India Saturday began supplying power to Bangladesh through a new transmission line, a step that Indian Prime Minister Manmohan Singh said would strengthen their bonds of friendship and add a rich new dimension to their bilateral ties.
Manmohan Singh and his Bangladesh counterpart Sheikh Hasina formally inaugurated the project located at Bheramara in Kushtia, bordering Murshidabad district of West Bengal, through video conferencing.
India's state-run NTPC's power trading arms Vidyut Vyapar Nigam Ltd and Bangladesh Power Development Board (BPDB) had inked an electricity purchase pact last year.
The new transmission line, which links India's eastern electrical grid to Bangladesh's western grid, is South Asia's first high voltage direct current (HVDC) cross-border interconnection.
The coal-fired electricity is to add 175MW of power to Bangladesh's national grid and be increased in phases -- 250 MW in November and a further 250 MW increase by the end of the year.
The government-to-government contract allows Bangladesh to buy power from India at a lower rate.
Hasina arrived in Bheramara, about 240 km from Dhaka, by a helicopter in the morning for the inauguration. She was joined by India's New and Renewable Energy Minister Farooq Abdullah,
After landing, she spoke to the Indian prime minister through video conferencing.
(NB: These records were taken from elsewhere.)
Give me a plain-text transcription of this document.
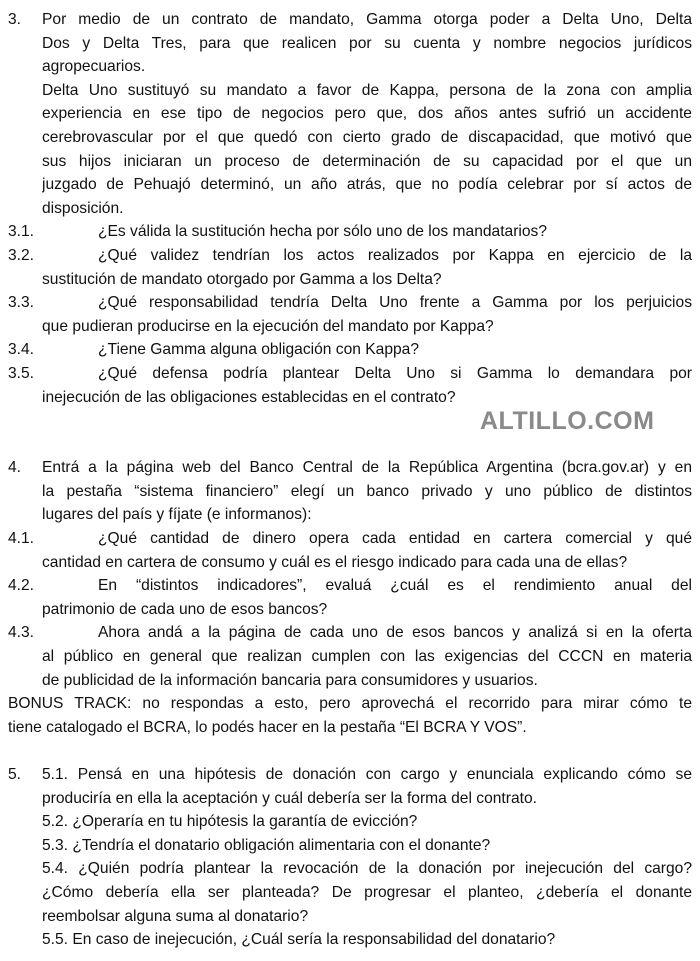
3. Por medio de un contrato de mandato, Gamma otorga poder a Delta Uno, Delta
Dos y Delta Tres, para que realicen por su cuenta y nombre negocios jurídicos
agropecuarios.
Delta Uno sustituyó su mandato a favor de Kappa, persona de la zona con amplia
experiencia en ese tipo de negocios pero que, dos años antes sufrió un accidente
cerebrovascular por el que quedó con cierto grado de discapacidad, que motivó que
sus hijos iniciaran un proceso de determinación de su capacidad por el que un
juzgado de Pehuajó determinó, un año atrás, que no podía celebrar por sí actos de
disposición.
3.1.	¿Es válida la sustitución hecha por sólo uno de los mandatarios?
3.2.	¿Qué validez tendrían los actos realizados por Kappa en ejercicio de la
sustitución de mandato otorgado por Gamma a los Delta?
3.3.	¿Qué responsabilidad tendría Delta Uno frente a Gamma por los perjuicios
que pudieran producirse en la ejecución del mandato por Kappa?
3.4.	¿Tiene Gamma alguna obligación con Kappa?
3.5.	¿Qué defensa podría plantear Delta Uno si Gamma lo demandara por
inejecución de las obligaciones establecidas en el contrato?
ALTILLO.COM
4. Entrá a la página web del Banco Central de la República Argentina (bcra.gov.ar) y en
la pestaña “sistema financiero” elegí un banco privado y uno público de distintos
lugares del país y fíjate (e informanos):
4.1.	¿Qué cantidad de dinero opera cada entidad en cartera comercial y qué
cantidad en cartera de consumo y cuál es el riesgo indicado para cada una de ellas?
4.2.	En “distintos indicadores”, evaluá ¿cuál es el rendimiento anual del
patrimonio de cada uno de esos bancos?
4.3.	Ahora andá a la página de cada uno de esos bancos y analizá si en la oferta
al público en general que realizan cumplen con las exigencias del CCCN en materia
de publicidad de la información bancaria para consumidores y usuarios.
BONUS TRACK: no respondas a esto, pero aprovechá el recorrido para mirar cómo te
tiene catalogado el BCRA, lo podés hacer en la pestaña “El BCRA Y VOS”.
5. 5.1. Pensá en una hipótesis de donación con cargo y enunciala explicando cómo se
produciría en ella la aceptación y cuál debería ser la forma del contrato.
5.2. ¿Operaría en tu hipótesis la garantía de evicción?
5.3. ¿Tendría el donatario obligación alimentaria con el donante?
5.4. ¿Quién podría plantear la revocación de la donación por inejecución del cargo?
¿Cómo debería ella ser planteada? De progresar el planteo, ¿debería el donante
reembolsar alguna suma al donatario?
5.5. En caso de inejecución, ¿Cuál sería la responsabilidad del donatario?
Manmohan Singh said with inauguration of the grid line a "shared aspiration of our people has been translated into a concrete outcome"..
He said the initiatives "being undertaken today strengthen the bonds of friendship between India and Bangladesh and add a rich new dimension to our bilateral relations. Economic development is the biggest challenge for all countries in South Asia. Our
Manmohan Sinh said that India and Bangladesh have shown that "we can pursue cooperative endeavours to harness the boundless economic potential of our relationship based on the principles of equality, sovereignty and mutual prosperity".
"I look forward with confidence to a future of deeper cooperation in energy and all other dimensions of our relationship," he said.
Speaking in Bheramara, Hasina said that the import of 175MW of power through the joint transmission plant was a gesture of friendship between Bangladesh and India.
She also spoke on the ongoing efforts to import another 500MW of power from India and another attempt to purchase electricity through the Nepal-India-Bhutan tripartite agreement.
The power grid line is a 100-km double circuit 400-kV transmission lines installed from Baharampur in India to Bheramara in Bangladesh of which 73.5 km fall within India and 27.36 km in Bangladesh.The $199 million project was partly financed by Asian Development Bank (ADB) with a $112 million loan.
India's state-owned transmission utility, the Power Grid Corp, built and financed the infrastructure on the Indian side.
Both sides also laid the foundation stone for the 1,320 MW Maitri Thermal Power Project at Rampal, being developed by the Bangladesh-India Friendship Power Company, a joint venture of NTPC Ltd and the Bangladesh Power Development Board. It is slated to be Bangladesh's biggest-ever joint venture coal-run power project.